I actually think I saw a system like this at the local computer surplus
place about a year ago. It had a display like a Microfiche viewer with
a MO disk drive and a hard copy output connection to a laser printer.
Somewhere I have one of the disks.
*****PREPARE FOR LONGWINDED COMMENTS*****
I'll bet the data is not in a standard format. The hospital where I work
has lots of MO disk using systems, CT scanners, data backups for patient
monitoring, Cardiology cath lab and they all use non standard data
formats. The CT and cath lab are the worst they use a raw file
structure that is directly read and written by the system. They also
encode the data in a compressed format to pack more data on the disk.
The MO disk media manufacturers are also not producing the media any
more.
I have several of the drives but we have never been able to read one of
the disks without the drive it was originally created on. The venders
consider the storage format proprietary and will not release it.

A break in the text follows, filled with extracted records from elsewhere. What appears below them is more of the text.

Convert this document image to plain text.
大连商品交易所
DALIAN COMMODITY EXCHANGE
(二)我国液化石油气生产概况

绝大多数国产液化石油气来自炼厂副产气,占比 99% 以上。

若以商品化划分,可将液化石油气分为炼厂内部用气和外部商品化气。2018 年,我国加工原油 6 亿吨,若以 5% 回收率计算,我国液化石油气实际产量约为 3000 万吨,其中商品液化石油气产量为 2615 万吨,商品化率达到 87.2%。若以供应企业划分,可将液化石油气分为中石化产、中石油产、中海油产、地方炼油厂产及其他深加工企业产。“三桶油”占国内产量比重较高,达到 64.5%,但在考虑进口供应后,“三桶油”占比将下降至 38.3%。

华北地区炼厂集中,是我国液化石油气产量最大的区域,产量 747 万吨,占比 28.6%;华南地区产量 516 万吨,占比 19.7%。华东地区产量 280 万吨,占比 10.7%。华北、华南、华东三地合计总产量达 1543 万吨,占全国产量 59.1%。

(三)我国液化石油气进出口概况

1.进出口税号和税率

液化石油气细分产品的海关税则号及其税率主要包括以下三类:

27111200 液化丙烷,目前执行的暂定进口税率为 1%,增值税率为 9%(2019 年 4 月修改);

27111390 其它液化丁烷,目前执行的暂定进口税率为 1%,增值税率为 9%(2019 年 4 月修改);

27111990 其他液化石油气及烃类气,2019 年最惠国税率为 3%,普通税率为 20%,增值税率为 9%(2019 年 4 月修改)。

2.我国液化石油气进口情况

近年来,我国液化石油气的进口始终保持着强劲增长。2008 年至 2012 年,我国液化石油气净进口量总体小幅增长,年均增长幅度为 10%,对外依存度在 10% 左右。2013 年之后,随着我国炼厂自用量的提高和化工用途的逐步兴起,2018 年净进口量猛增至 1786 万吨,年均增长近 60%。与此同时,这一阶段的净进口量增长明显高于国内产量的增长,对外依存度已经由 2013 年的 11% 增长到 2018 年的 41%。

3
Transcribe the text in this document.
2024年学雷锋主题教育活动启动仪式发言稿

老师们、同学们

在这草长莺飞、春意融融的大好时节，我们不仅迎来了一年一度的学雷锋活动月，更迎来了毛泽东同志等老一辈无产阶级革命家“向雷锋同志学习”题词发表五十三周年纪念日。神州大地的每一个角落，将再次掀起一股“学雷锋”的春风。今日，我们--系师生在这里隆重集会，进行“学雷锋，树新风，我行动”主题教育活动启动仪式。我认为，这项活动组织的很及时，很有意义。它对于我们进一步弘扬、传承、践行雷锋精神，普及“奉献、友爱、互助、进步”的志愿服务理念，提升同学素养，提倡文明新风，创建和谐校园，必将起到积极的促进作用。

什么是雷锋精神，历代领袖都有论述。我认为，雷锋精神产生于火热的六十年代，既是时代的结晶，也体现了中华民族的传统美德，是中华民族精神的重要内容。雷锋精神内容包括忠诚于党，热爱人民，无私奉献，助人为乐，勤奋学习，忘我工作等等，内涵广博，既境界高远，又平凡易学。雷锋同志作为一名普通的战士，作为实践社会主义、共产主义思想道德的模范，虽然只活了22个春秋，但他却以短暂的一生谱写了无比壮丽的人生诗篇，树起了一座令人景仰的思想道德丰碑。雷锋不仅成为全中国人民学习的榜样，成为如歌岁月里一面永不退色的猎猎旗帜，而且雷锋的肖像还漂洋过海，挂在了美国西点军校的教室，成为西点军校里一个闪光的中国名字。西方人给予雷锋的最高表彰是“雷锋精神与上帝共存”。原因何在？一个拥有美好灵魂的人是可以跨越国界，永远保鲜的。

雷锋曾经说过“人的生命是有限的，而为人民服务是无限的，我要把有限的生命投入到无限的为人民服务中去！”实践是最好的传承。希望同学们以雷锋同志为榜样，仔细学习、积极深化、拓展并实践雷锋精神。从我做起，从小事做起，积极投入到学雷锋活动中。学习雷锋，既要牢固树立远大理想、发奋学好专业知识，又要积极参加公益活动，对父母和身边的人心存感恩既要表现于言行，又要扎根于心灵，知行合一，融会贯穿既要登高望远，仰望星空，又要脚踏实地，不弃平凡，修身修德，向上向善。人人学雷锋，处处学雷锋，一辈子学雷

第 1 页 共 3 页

Back 10-12 years in the past we reverse engineered the data structure
that was on an LMSI 12" optical drive containing digital x-ray images.
There was a hierarchy on the disk and the data was stored in a run
length encoded format of the differences between different resolutions
of the images. We made disks up with 1 image and then compared it to a
blank disk, then added an additional image and repeated the process. We
were eventually able to read the disks offline and purchased LMSI drive
to connect to our VAX.
We have this exact problem today, a SCSI MO disk from a GE CT scanner
and no system to read it. We kept the drive but there is no software.
GE will sell you a system with software to read the disk for $20,000 or
transfer an individual disk for a fee.